Wednesday, April 6, 2016

CDC leadership quashed gun violence research

For nearly two decades, the U.S. Centers for Disease Control and Prevention has devoted scant resources to the study of gun violence, even as fatal shootings claim more than 30,000 lives each year, according to The Atlantic.
That lack of research is attributed to language in a 1996 appropriations bill that the CDC, lawmakers, and the media interpret as blocking the agency from research on firearms deaths and injuries. That conventional wisdom is under assault from a growing chorus of dissenters, including former high-ranking agency officials. They assert that while Congress put constraints on the CDC, it did not ban the study of gun violence. Instead, they say, senior CDC brass made the choice to restrict gun research, rather than risk political retribution.

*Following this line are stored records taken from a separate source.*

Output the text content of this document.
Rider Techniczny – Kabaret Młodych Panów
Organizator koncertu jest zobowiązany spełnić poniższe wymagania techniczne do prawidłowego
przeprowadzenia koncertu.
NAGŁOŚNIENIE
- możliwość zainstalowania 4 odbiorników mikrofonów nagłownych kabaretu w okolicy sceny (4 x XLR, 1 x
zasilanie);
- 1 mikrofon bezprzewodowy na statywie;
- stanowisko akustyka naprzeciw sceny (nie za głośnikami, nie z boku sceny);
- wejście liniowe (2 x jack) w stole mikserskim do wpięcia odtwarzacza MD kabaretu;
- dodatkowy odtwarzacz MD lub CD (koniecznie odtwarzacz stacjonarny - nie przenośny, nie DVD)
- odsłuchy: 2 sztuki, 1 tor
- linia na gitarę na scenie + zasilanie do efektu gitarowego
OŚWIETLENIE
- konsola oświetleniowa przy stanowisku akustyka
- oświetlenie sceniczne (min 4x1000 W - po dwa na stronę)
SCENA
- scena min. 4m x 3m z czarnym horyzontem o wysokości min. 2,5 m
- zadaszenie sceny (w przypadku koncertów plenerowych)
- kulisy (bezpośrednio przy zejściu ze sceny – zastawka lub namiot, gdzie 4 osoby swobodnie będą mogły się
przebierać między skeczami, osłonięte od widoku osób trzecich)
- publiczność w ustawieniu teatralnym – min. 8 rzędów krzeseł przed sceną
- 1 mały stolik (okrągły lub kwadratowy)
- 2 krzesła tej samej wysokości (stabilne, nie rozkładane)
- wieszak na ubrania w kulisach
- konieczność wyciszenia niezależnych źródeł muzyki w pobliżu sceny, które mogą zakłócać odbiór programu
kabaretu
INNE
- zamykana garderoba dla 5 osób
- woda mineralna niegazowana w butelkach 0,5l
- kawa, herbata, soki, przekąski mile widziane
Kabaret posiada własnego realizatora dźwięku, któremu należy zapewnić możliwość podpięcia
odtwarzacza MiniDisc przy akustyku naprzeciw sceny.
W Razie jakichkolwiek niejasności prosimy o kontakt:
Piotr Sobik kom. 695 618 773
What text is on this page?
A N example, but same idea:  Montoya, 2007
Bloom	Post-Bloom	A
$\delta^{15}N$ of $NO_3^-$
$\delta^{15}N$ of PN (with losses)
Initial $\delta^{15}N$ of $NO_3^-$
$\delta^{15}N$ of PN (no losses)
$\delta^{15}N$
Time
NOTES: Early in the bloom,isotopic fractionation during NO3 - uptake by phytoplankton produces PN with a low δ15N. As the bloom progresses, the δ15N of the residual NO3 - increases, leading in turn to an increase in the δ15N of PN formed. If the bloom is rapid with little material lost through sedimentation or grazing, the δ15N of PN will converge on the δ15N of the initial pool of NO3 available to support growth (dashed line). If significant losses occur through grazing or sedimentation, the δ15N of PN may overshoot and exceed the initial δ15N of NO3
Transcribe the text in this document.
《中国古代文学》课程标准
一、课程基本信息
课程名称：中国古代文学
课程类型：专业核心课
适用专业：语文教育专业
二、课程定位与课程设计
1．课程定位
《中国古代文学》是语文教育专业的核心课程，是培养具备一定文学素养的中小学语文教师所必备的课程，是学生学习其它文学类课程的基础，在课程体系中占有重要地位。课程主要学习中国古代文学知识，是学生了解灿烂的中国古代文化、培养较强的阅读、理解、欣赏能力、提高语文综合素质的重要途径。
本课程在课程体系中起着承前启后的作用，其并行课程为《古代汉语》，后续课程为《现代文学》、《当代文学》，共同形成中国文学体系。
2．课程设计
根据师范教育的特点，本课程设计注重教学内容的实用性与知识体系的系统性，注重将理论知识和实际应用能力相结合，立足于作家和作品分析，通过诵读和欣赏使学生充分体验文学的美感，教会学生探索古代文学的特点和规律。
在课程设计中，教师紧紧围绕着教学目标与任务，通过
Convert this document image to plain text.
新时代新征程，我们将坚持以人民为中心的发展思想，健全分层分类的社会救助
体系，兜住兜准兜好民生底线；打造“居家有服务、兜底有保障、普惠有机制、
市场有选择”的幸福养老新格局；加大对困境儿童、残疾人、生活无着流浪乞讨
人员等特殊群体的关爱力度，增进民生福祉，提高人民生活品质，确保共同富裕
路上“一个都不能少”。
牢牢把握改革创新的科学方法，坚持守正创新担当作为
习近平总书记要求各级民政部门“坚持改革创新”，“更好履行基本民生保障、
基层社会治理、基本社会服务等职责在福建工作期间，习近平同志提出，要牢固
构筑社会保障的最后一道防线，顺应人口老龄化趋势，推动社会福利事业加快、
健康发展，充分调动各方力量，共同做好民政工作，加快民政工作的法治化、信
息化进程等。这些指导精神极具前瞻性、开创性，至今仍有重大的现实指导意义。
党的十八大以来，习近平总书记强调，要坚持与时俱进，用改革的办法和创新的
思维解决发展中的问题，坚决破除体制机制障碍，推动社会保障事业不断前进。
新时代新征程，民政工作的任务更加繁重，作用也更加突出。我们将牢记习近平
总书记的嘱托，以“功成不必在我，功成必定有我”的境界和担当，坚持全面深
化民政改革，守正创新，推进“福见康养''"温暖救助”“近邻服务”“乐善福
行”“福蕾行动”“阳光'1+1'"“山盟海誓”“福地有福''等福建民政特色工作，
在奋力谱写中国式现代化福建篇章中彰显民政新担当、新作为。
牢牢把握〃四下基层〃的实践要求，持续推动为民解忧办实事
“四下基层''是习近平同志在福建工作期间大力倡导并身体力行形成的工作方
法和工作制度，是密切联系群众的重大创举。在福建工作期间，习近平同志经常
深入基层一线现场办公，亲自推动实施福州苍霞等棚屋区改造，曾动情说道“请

“It was the leadership of CDC who stopped the agency from doing gun violence research,” Mark Rosenberg, a founder of the CDC’s National Center for Injury Prevention and Control, the division of the agency responsible for its work on the subject, told The Trace.
“Right now, there is nothing stopping them from addressing this life-and-death national problem.” The CDC stopped issuing funding grants for external gun studies, which left many of the nation’s most well-regarded gun researchers scrounging for funds from foundations, or financing studies out of pocket. Today, less than $5 millin is spent each year on gun studies. A single HIV or cancer study can cost twice as much. CDC official Debra Houry says the only way for the agency to conduct meaningful firearms research is with the express backing of Congress, which it has not received.